« Les agriculteurs font le nécessaire au quotidien pour économiser l’eau, et cela au péril de leur production, mais tout le monde doit jouer le jeu et tout le monde doit entretenir les canaux d’irrigation ! L’agriculture souffre déjà assez, pourquoi subir leurs erreurs ? La profession agricole en a ras-le-bol de ces gaspillages ! »
Selon Florian Pellegrin, vice-président de JA 05 et président de JA Paca, ces erreurs consistent en des fuites non réparées depuis une vingtaine d’années, un rapport faisant état à cette époque-là de 150 l/s perdues à cause de fuites. Soit 13 millions de litres. « La situation s’est sans doute dégradée depuis », précise-t-il. Et de compléter : « Cela représente la consommation d’eau quotidienne de 90 000 habitants ! »
Un dialogue de sourds plus qu’un échange
Le cortège s’est ensuite déplacé en direction du siège administratif du canal de Gap. Le président Robert Nebon et le directeur Vincent Detruchis acceptaient de recevoir et dialoguer avec les agriculteurs. Les échanges s’apparentaient d’emblée à un dialogue de sourds, tant les usagers de l’eau étaient vindicatifs, s’appuyant sur la situation qu’ils dénonçaient.
« Alors, les réclamations, c’est quoi ? », interpellait le directeur de l’Association syndicale autorisée qui œuvre dans le bassin gapençais. Le ton était donné. « Sur les 17 km de son parcours, seules quelques centaines de mètres ont été réparées ou entretenues », rétorquait Florian Pellegrin. Sandrine Hauser venait tout juste d’affirmer : « aujourd’hui, il y a de grandes difficultés sur l’eau ; il faut apporter les soins nécessaires pour économiser cette denrée qui se fait rare ». Vincent Detruchis : « j’entends dire que l’eau du canal est mal gérée. La région de Gap est a contrario la mieux gérée ! Nous développons et organisons la ressource ».

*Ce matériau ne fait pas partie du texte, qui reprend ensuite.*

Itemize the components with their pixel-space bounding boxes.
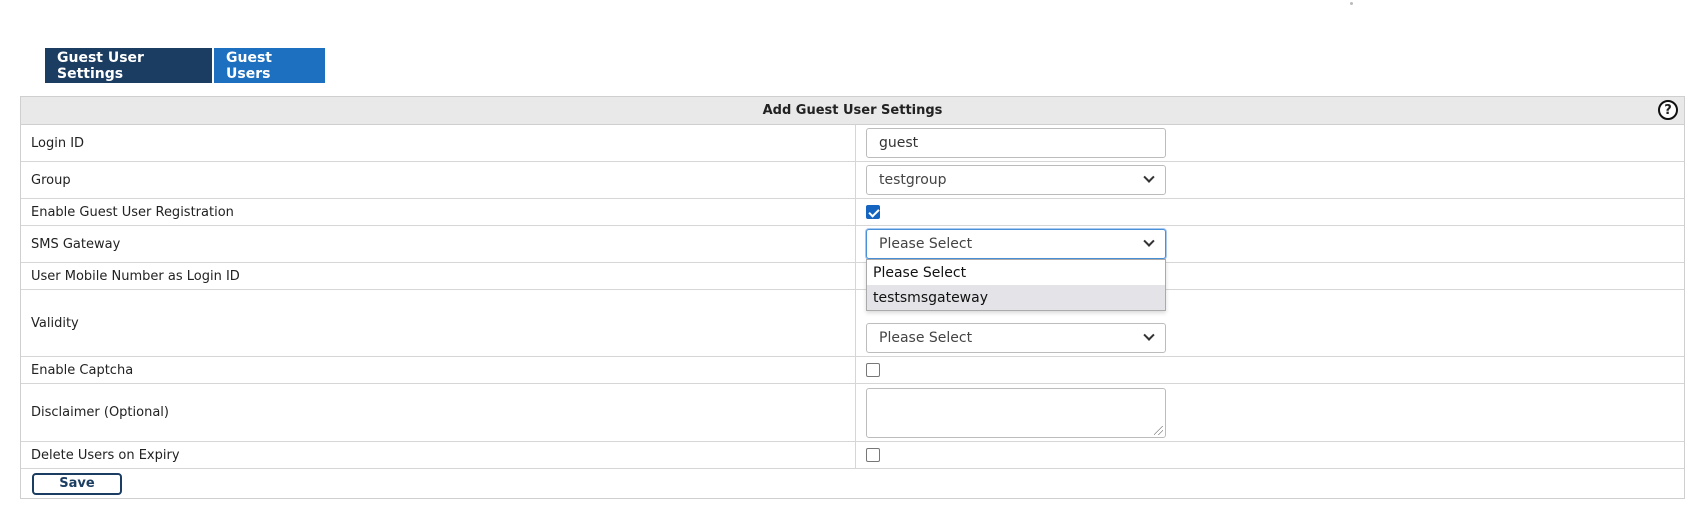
sms-gateway-select-value: Please Select — [879, 236, 973, 252]
enable-captcha-label: Enable Captcha — [21, 357, 856, 383]
row-enable-captcha: Enable Captcha — [21, 357, 1684, 384]
dropdown-option-testsmsgateway[interactable]: testsmsgateway — [867, 285, 1165, 310]
login-id-input[interactable]: guest — [866, 128, 1166, 158]
disclaimer-label: Disclaimer (Optional) — [21, 384, 856, 441]
delete-on-expiry-checkbox[interactable] — [866, 448, 880, 462]
validity-label: Validity — [21, 290, 856, 356]
sms-gateway-select[interactable]: Please Select — [866, 229, 1166, 259]
row-disclaimer: Disclaimer (Optional) — [21, 384, 1684, 442]
sms-gateway-cell: Please Select — [856, 226, 1684, 262]
group-select-value: testgroup — [879, 172, 947, 188]
row-mobile-as-login: User Mobile Number as Login ID — [21, 263, 1684, 290]
row-group: Group testgroup — [21, 162, 1684, 199]
disclaimer-textarea[interactable] — [866, 387, 1166, 438]
row-delete-on-expiry: Delete Users on Expiry — [21, 442, 1684, 469]
validity-select[interactable]: Please Select — [866, 323, 1166, 353]
login-id-cell: guest — [856, 125, 1684, 161]
tab-bar: Guest User Settings Guest Users — [45, 48, 325, 83]
chevron-down-icon — [1143, 329, 1155, 341]
group-select[interactable]: testgroup — [866, 165, 1166, 195]
panel-title: Add Guest User Settings — [762, 103, 943, 118]
chevron-down-icon — [1143, 235, 1155, 247]
enable-registration-cell — [856, 199, 1684, 225]
row-validity: Validity Please Select — [21, 290, 1684, 357]
enable-registration-checkbox[interactable] — [866, 205, 880, 219]
enable-registration-label: Enable Guest User Registration — [21, 199, 856, 225]
row-enable-registration: Enable Guest User Registration — [21, 199, 1684, 226]
delete-on-expiry-label: Delete Users on Expiry — [21, 442, 856, 468]
sms-gateway-dropdown-list: Please Select testsmsgateway — [866, 259, 1166, 311]
row-actions: Save — [21, 469, 1684, 498]
mobile-as-login-label: User Mobile Number as Login ID — [21, 263, 856, 289]
save-button[interactable]: Save — [32, 472, 122, 495]
tab-guest-user-settings[interactable]: Guest User Settings — [45, 48, 212, 83]
row-login-id: Login ID guest — [21, 125, 1684, 162]
decorative-dot — [1350, 2, 1353, 5]
settings-panel: Add Guest User Settings ? Login ID guest… — [20, 96, 1685, 499]
group-cell: testgroup — [856, 162, 1684, 198]
sms-gateway-label: SMS Gateway — [21, 226, 856, 262]
enable-captcha-cell — [856, 357, 1684, 383]
enable-captcha-checkbox[interactable] — [866, 363, 880, 377]
help-icon[interactable]: ? — [1658, 100, 1678, 120]
login-id-label: Login ID — [21, 125, 856, 161]
panel-header: Add Guest User Settings ? — [21, 97, 1684, 125]
chevron-down-icon — [1143, 171, 1155, 183]
tab-guest-users[interactable]: Guest Users — [214, 48, 325, 83]
dropdown-option-please-select[interactable]: Please Select — [867, 260, 1165, 285]
delete-on-expiry-cell — [856, 442, 1684, 468]
resize-handle-icon[interactable] — [1154, 425, 1163, 435]
row-sms-gateway: SMS Gateway Please Select — [21, 226, 1684, 263]
validity-select-value: Please Select — [879, 330, 973, 346]
group-label: Group — [21, 162, 856, 198]
disclaimer-cell — [856, 384, 1684, 441]
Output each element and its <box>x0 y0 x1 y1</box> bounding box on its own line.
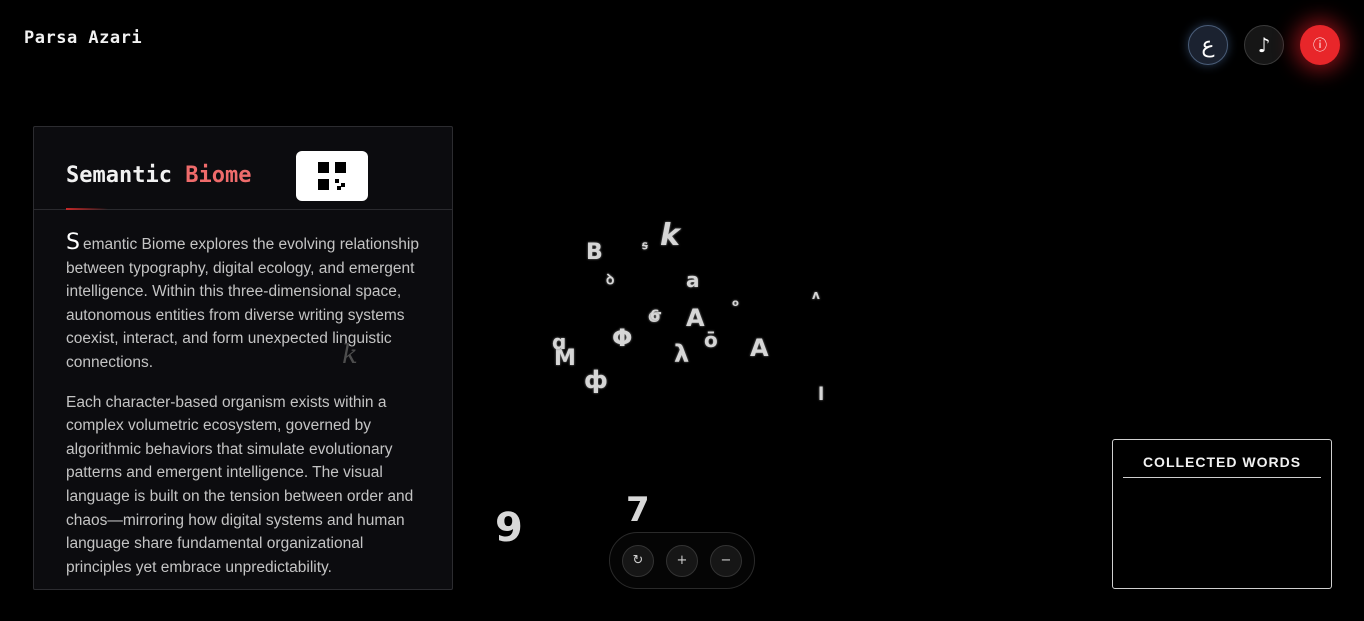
dropcap: S <box>66 230 80 255</box>
floating-number[interactable]: 7 <box>626 490 650 530</box>
glyph-entity[interactable]: B <box>586 240 603 265</box>
qr-code-button[interactable] <box>296 151 368 201</box>
top-controls: ع ♪ ⓘ <box>1188 25 1340 65</box>
music-toggle-button[interactable]: ♪ <box>1244 25 1284 65</box>
glyph-entity[interactable]: ō <box>704 328 718 352</box>
glyph-entity[interactable]: l <box>818 384 824 405</box>
floating-glyph-ghost[interactable]: k <box>342 340 358 370</box>
glyph-entity[interactable]: λ <box>674 340 689 368</box>
description-paragraph-2: Each character-based organism exists wit… <box>66 393 414 576</box>
glyph-ecosystem-canvas[interactable]: B k a A σ Φ λ ō A M ф ꝺ 6 o l ʌ ɑ ꟊ <box>470 180 990 440</box>
reset-view-button[interactable]: ↻ <box>622 544 654 577</box>
glyph-entity[interactable]: ɑ <box>552 330 566 354</box>
panel-header: Semantic Biome <box>34 127 452 210</box>
glyph-entity[interactable]: ʌ <box>812 288 820 302</box>
zoom-in-button[interactable]: + <box>666 544 698 577</box>
glyph-entity[interactable]: 6 <box>650 308 660 324</box>
camera-toolbar: ↻ + − <box>609 532 755 589</box>
panel-title-main: Semantic <box>66 163 172 188</box>
panel-title-accent: Biome <box>185 163 252 188</box>
glyph-entity[interactable]: ꟊ <box>642 236 648 253</box>
collected-words-panel: COLLECTED WORDS <box>1112 439 1332 589</box>
collected-words-title: COLLECTED WORDS <box>1123 454 1321 478</box>
glyph-entity[interactable]: k <box>660 218 680 253</box>
glyph-entity[interactable]: A <box>686 304 705 332</box>
title-underline <box>66 208 108 210</box>
glyph-entity[interactable]: A <box>750 334 769 362</box>
zoom-out-button[interactable]: − <box>710 544 742 577</box>
info-panel: Semantic Biome Semantic Biome explores t… <box>33 126 453 590</box>
floating-number[interactable]: 9 <box>495 505 523 551</box>
panel-body: Semantic Biome explores the evolving rel… <box>34 210 452 579</box>
glyph-entity[interactable]: a <box>686 268 700 292</box>
panel-title: Semantic Biome <box>66 163 251 188</box>
qr-code-icon <box>318 162 346 190</box>
glyph-entity[interactable]: ф <box>584 366 608 394</box>
paragraph-1-text: emantic Biome explores the evolving rela… <box>66 236 419 371</box>
language-toggle-button[interactable]: ع <box>1188 25 1228 65</box>
description-paragraph-1: Semantic Biome explores the evolving rel… <box>66 231 420 375</box>
info-button[interactable]: ⓘ <box>1300 25 1340 65</box>
glyph-entity[interactable]: ꝺ <box>606 270 614 289</box>
site-title[interactable]: Parsa Azari <box>24 28 142 48</box>
glyph-entity[interactable]: Φ <box>612 324 632 352</box>
glyph-entity[interactable]: o <box>732 298 739 309</box>
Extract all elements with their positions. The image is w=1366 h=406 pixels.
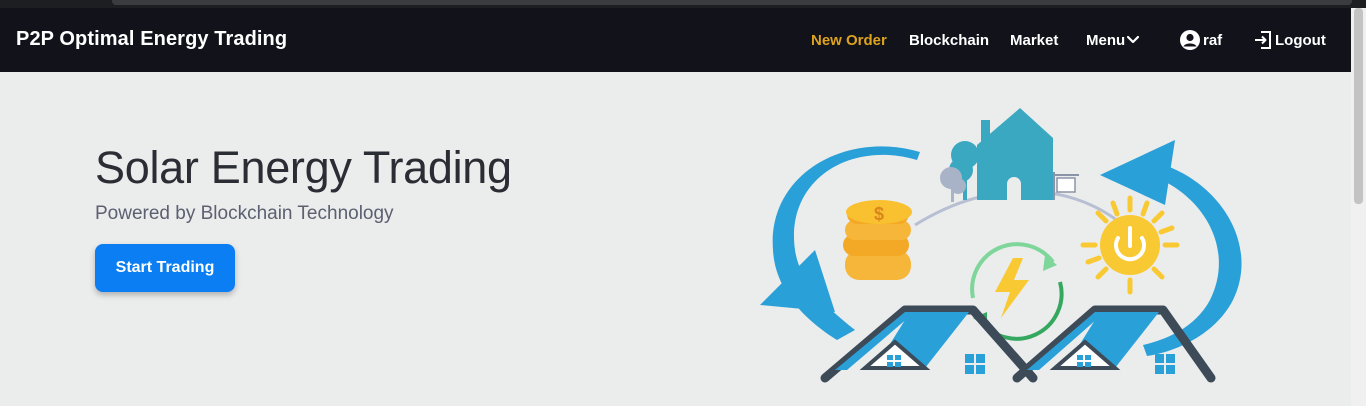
coins-stack-icon: $ xyxy=(843,200,912,280)
user-avatar-icon xyxy=(1180,30,1200,50)
solar-roof-left-icon xyxy=(820,305,1038,383)
nav-new-order[interactable]: New Order xyxy=(811,32,887,49)
top-navbar: P2P Optimal Energy Trading New Order Blo… xyxy=(0,8,1351,72)
logout-link[interactable]: Logout xyxy=(1253,30,1326,50)
tree-icon xyxy=(940,141,979,202)
user-name: raf xyxy=(1203,31,1223,49)
logout-icon xyxy=(1255,31,1271,49)
hero-title: Solar Energy Trading xyxy=(95,142,512,193)
nav-user[interactable]: raf xyxy=(1179,29,1222,51)
nav-market[interactable]: Market xyxy=(1010,32,1058,49)
page-scrollbar[interactable] xyxy=(1351,8,1366,406)
hero-subtitle: Powered by Blockchain Technology xyxy=(95,203,394,224)
solar-roof-right-icon xyxy=(1012,305,1216,383)
sun-power-icon xyxy=(1080,195,1180,295)
browser-tab-bar xyxy=(112,0,1352,5)
svg-text:$: $ xyxy=(874,204,884,224)
solar-trading-illustration: $ xyxy=(760,108,1242,383)
nav-menu-dropdown[interactable]: Menu xyxy=(1086,32,1140,49)
browser-chrome-strip xyxy=(0,0,1366,8)
nav-menu-label: Menu xyxy=(1086,32,1126,49)
brand-title[interactable]: P2P Optimal Energy Trading xyxy=(16,28,287,51)
logout-label: Logout xyxy=(1275,31,1326,49)
nav-blockchain[interactable]: Blockchain xyxy=(909,32,989,49)
start-trading-button[interactable]: Start Trading xyxy=(95,244,235,292)
chevron-down-icon xyxy=(1126,35,1140,44)
house-icon xyxy=(977,108,1079,200)
scrollbar-thumb[interactable] xyxy=(1354,8,1363,204)
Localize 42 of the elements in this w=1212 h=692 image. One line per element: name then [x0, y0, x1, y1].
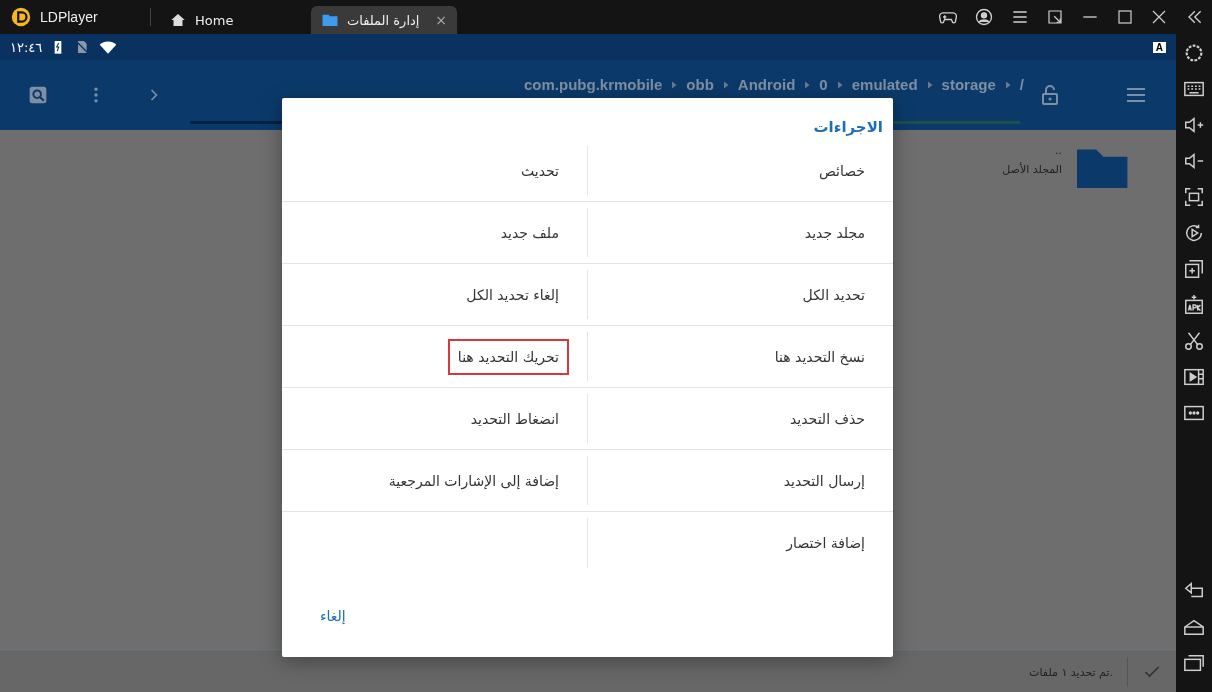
settings-icon[interactable]: [1183, 42, 1205, 64]
keyboard-badge: A: [1152, 41, 1166, 53]
resize-icon[interactable]: [1046, 8, 1064, 26]
menu-item[interactable]: ملف جديد: [490, 214, 569, 251]
menu-item[interactable]: إضافة إلى الإشارات المرجعية: [378, 462, 569, 499]
app-name: LDPlayer: [40, 9, 98, 25]
tab[interactable]: Home: [159, 6, 299, 34]
menu-item[interactable]: إرسال التحديد: [773, 462, 875, 499]
user-icon[interactable]: [974, 7, 994, 27]
menu-item[interactable]: حذف التحديد: [780, 400, 875, 437]
cancel-button[interactable]: إلغاء: [312, 601, 354, 630]
tab[interactable]: إدارة الملفات ×: [311, 6, 457, 34]
search-icon[interactable]: [28, 85, 48, 105]
file-name: ..: [1055, 144, 1062, 157]
logo-icon: [10, 6, 32, 28]
menu-item[interactable]: إضافة اختصار: [776, 525, 875, 561]
selection-message: تم تحديد ١ ملفات.: [1029, 665, 1113, 679]
clock: ١٢:٤٦: [10, 39, 43, 55]
menu-item[interactable]: انضغاط التحديد: [460, 400, 569, 437]
close-icon[interactable]: [1150, 8, 1168, 26]
replay-icon[interactable]: [1183, 222, 1205, 244]
home-icon: [169, 11, 187, 29]
apk-icon[interactable]: [1183, 294, 1205, 316]
volume-down-icon[interactable]: [1183, 150, 1205, 172]
scissors-icon[interactable]: [1183, 330, 1205, 352]
add-window-icon[interactable]: [1183, 258, 1205, 280]
menu-item[interactable]: مجلد جديد: [794, 214, 875, 251]
recents-icon[interactable]: [1183, 652, 1205, 674]
volume-up-icon[interactable]: [1183, 114, 1205, 136]
maximize-icon[interactable]: [1116, 8, 1134, 26]
menu-item[interactable]: خصائص: [808, 152, 875, 189]
menu-item[interactable]: نسخ التحديد هنا: [764, 338, 875, 375]
menu-item[interactable]: تحديث: [511, 152, 569, 189]
wifi-icon: [98, 38, 119, 56]
menu-item[interactable]: تحريك التحديد هنا: [447, 338, 569, 375]
dialog-title: الاجراءات: [813, 117, 884, 138]
close-tab-button[interactable]: ×: [435, 12, 447, 28]
file-description: المجلد الأصل: [1002, 163, 1062, 176]
video-icon[interactable]: [1183, 366, 1205, 388]
menu-item[interactable]: إلغاء تحديد الكل: [456, 276, 569, 313]
menu-item[interactable]: تحديد الكل: [792, 276, 875, 313]
fullscreen-icon[interactable]: [1183, 186, 1205, 208]
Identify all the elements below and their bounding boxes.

En écho, les agriculteurs réagissaient : « nous y sommes pour quelque chose ! » Concernant les fuites, le directeur apportait des précisions : « le système d’irrigation est centenaire, il est en terre ; nous décelons 5 l/s de déperdition au kilomètre. Envisager le cuvelage (couche résistante à base de béton, qui protège le lit du canal et ses côtés, afin d’offrir une force suffisante pour résister à la pression de l’eau, Ndlr) est financièrement impossible sur la totalité du canal. »
« Notre première mission est de travailler pour vous »
Au cours de la visite sur le terrain qui a précédé, une martelière fermée laissait néanmoins s’échapper une quantité d’eau assez importante, ce qui avait beaucoup surpris les syndicalistes. « C’est voulu de laisser passer de l’eau », répondait Vincent Detruchis.
Parmi les 12 000 irrigants adhérents du canal de Gap, il y a un contingent important de particuliers et ce flux s’échappant du canal principal leur est partiellement destiné. 22 000 parcelles sont irriguées par le canal et les 40 000 habitants de Gap sont alimentés en eau potable.
« Notre première mission est de travailler pour vous », rappelait le directeur et le président Robert Nebon s’érigeait contre le procès qui lui est fait : « des kilomètres ont été réparés, nous n’avons pas rien fait ! » Le directeur énumérait les travaux réalisés : « la réserve de Corréo, c’est 10 M€ pour 350 000 mètres cubes ; le lac des Jaussauds a vu son volume agrandi de 150 000 mètres cubes ; 4 M€ investis sur la prise d’eau des Ricoux, au départ du canal ; chaque année, 300 000 € sont consacrés au remplacement des conduites corrodées ».
Chacune des parties ayant argumenté, il restait à aborder l’avenir, même brièvement. « Le problème est celui de la ressource en eau. Le projet de la réserve de la Garde a avorté suite à des recours en justice. Celui du Châtelard est en cours, pour une capacité de 950 000 m 3 . » Pour les agriculteurs, « le problème ce sont les délais ! »
Afin que le canal de Gap détienne la maîtrise foncière, c’est précisément une question de temps. « Le dépôt du dossier devrait être déposé dans les huit mois qui viennent », assurait le directeur. Finalement, bien que difficile, le dialogue a eu lieu.